As a majority of music fans continue to adapt to the new trend of purchasing music digitally, sales of vinyl surprisingly continue to rise. According to Soundscan, U.S. vinyl sales have increased by 50% so far in 2009. In addition, it is expected that at years end, vinyl sales will reach 2.8 million; the highest mark since SoundScan began tracking vinyl sales in 1991. In comparison 1.9 million vinyls were sold in 2008. 70% of these purchases are of the Rock genre while Country music takes second place.

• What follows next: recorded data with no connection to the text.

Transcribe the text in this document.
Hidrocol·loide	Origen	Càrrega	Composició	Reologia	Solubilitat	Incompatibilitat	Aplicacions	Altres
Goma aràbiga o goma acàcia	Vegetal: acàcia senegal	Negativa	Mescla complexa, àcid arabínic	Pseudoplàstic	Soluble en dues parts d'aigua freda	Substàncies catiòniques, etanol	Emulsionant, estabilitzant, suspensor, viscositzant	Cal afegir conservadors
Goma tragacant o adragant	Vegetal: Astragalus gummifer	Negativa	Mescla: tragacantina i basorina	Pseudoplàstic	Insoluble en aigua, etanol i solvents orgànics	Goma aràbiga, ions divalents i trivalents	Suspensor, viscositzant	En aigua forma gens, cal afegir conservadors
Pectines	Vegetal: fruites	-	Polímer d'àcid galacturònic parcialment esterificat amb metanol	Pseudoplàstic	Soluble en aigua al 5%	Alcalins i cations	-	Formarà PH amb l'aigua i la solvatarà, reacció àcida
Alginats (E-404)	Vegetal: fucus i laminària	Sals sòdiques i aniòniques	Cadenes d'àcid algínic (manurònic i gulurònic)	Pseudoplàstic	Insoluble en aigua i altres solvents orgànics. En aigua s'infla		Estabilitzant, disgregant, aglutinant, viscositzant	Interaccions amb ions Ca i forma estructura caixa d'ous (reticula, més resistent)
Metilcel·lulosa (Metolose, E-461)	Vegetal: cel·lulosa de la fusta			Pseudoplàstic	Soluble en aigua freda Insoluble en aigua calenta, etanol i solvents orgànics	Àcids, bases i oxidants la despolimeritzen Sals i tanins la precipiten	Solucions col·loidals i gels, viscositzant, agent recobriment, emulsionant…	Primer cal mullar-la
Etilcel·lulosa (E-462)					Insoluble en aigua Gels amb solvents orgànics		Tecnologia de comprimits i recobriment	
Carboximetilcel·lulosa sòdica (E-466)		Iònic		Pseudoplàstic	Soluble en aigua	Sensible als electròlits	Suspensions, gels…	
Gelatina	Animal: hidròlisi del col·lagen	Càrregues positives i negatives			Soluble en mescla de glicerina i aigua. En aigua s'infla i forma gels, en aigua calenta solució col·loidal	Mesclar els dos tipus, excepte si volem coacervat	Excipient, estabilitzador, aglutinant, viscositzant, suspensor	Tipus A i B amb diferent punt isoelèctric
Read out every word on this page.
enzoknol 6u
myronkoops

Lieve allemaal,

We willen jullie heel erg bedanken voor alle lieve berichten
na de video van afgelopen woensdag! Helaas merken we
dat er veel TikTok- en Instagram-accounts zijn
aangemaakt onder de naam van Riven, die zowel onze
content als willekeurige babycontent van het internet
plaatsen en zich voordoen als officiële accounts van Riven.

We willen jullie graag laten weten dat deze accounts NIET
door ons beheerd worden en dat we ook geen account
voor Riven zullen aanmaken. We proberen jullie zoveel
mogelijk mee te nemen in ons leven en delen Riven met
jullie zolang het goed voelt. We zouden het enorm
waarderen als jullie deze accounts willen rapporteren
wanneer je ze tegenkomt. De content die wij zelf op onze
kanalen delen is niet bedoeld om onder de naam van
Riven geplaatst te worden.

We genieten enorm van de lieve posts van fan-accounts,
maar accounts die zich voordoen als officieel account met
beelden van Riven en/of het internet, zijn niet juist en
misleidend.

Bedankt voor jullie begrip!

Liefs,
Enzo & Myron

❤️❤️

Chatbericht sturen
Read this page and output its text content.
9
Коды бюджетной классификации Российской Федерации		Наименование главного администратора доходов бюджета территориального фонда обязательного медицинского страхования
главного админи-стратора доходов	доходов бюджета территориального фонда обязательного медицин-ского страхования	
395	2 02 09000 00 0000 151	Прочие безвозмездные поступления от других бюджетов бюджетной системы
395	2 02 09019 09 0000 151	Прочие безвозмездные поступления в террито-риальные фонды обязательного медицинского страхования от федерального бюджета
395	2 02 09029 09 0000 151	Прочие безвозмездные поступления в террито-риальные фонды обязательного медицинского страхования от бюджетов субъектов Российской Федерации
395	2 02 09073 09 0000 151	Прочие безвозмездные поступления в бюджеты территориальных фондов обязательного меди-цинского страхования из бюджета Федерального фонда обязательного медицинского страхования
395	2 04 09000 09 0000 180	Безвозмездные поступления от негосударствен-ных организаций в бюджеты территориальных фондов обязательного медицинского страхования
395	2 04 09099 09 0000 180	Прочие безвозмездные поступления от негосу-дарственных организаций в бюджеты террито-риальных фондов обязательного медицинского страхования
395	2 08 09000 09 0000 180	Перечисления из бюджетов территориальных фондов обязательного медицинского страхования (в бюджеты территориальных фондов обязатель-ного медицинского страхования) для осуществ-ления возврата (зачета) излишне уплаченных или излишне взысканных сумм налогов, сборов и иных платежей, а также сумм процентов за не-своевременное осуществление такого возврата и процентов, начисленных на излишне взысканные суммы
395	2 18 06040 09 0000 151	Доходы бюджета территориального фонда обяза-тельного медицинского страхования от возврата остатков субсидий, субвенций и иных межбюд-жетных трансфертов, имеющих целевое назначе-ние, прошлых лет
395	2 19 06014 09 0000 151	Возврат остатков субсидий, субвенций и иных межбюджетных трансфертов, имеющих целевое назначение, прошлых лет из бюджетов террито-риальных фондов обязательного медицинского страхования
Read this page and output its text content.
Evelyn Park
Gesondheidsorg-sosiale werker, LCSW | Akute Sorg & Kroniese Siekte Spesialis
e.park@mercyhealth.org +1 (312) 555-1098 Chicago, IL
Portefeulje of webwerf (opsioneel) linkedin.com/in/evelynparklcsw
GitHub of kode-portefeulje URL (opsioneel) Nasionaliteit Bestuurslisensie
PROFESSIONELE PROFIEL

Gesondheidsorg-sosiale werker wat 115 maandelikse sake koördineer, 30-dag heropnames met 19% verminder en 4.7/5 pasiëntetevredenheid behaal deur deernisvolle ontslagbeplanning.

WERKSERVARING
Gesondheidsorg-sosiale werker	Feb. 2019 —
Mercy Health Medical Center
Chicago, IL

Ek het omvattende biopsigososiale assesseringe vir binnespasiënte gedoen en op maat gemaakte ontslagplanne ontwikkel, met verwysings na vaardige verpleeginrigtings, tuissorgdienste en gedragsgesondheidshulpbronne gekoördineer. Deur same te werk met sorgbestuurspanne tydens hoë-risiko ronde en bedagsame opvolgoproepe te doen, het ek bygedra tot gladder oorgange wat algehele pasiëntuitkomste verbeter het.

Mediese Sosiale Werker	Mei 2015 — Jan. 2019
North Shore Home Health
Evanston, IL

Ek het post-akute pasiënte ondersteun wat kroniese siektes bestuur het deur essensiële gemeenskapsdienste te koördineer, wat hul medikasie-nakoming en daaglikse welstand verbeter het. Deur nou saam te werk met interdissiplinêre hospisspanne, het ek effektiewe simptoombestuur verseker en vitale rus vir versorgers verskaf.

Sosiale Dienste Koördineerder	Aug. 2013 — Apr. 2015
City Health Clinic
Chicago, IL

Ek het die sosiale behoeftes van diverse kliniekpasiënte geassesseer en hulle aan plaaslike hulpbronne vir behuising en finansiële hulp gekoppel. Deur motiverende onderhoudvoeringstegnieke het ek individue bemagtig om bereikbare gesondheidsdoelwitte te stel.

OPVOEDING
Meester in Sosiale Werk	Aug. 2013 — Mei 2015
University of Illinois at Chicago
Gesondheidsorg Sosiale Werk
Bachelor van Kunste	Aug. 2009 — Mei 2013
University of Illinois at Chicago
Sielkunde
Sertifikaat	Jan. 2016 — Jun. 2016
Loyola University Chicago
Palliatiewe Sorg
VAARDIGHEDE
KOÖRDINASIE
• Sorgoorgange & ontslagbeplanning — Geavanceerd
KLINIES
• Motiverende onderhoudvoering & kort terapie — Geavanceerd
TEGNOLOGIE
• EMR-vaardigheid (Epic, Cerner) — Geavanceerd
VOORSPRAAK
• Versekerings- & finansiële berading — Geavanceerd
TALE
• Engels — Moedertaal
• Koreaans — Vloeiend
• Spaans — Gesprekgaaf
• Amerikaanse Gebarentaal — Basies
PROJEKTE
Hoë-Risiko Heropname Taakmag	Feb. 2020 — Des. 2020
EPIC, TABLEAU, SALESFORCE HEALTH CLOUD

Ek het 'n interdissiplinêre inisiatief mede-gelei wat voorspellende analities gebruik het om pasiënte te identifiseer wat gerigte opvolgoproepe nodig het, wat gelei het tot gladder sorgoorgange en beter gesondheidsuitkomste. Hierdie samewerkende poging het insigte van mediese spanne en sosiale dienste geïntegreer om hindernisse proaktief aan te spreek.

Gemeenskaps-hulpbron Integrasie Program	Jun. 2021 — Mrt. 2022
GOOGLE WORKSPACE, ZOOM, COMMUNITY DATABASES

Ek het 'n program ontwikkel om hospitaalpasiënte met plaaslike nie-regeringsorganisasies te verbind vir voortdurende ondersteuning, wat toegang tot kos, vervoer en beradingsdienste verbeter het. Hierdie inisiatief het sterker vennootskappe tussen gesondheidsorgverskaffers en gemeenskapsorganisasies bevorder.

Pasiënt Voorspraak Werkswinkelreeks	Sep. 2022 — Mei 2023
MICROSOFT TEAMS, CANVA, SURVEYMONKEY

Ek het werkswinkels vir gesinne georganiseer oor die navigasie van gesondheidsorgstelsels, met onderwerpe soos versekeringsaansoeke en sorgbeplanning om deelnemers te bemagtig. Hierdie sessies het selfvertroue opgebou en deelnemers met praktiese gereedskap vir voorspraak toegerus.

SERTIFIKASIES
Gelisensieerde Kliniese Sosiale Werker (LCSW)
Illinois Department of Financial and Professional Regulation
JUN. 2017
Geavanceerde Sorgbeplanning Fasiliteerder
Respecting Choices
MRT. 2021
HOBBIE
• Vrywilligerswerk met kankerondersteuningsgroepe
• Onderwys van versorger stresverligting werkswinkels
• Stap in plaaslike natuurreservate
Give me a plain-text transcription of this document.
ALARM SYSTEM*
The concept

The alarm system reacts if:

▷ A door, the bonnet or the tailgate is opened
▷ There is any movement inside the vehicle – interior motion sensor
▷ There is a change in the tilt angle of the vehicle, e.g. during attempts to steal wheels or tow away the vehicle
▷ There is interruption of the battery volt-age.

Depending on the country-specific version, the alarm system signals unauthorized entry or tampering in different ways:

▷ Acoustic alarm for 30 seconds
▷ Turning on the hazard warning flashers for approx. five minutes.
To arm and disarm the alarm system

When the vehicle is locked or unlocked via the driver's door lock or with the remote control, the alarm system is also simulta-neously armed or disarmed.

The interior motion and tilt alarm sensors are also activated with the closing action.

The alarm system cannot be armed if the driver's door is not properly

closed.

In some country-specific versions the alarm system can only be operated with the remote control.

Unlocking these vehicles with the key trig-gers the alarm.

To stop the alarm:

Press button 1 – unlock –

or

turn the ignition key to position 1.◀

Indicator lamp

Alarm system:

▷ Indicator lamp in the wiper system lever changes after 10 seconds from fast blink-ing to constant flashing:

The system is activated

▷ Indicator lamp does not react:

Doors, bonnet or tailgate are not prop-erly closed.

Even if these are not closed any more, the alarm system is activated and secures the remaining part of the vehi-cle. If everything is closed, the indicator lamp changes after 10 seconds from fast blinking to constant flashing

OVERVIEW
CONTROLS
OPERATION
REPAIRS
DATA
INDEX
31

Interestingly enough, vinyl still accounts for less than 1% of overall album sales. In fact, according to Soundscan, 121.8 million CDs and 33.2 million digital albums have been sold so far in 2009. While vinyl sales do account for a small percentage of total album sales, they have consistently been increasing, while CD sales have dwindled over the years. Again, Soundscan reports that they have plummetted from 553.4 million in 2006 to 360.6 million in 2008. In that same time period MP3 sales grew from 32.6 million to 65.8 million.

Ernest Crim.

A pair of Wired stories recently reported evidence of a significant uptick in the sale of vinyl records, showing that while CD sales have declined 11.7 percent this past year, vinyl sales have increased 36.6 percent.  This recent resurgence of vinyl is beautifully ironic. This is the digital age! Music is cheap, convenient and portable. Innovations in technology have propelled us to places no one could have dreamed of a couple of decades ago. 8-Track cartridges came and went. Cassette tapes came and went. We’ll soon be able to say the same thing about CDs. Yet here we are, watching the sale of vinyl records climb like it’s 1976.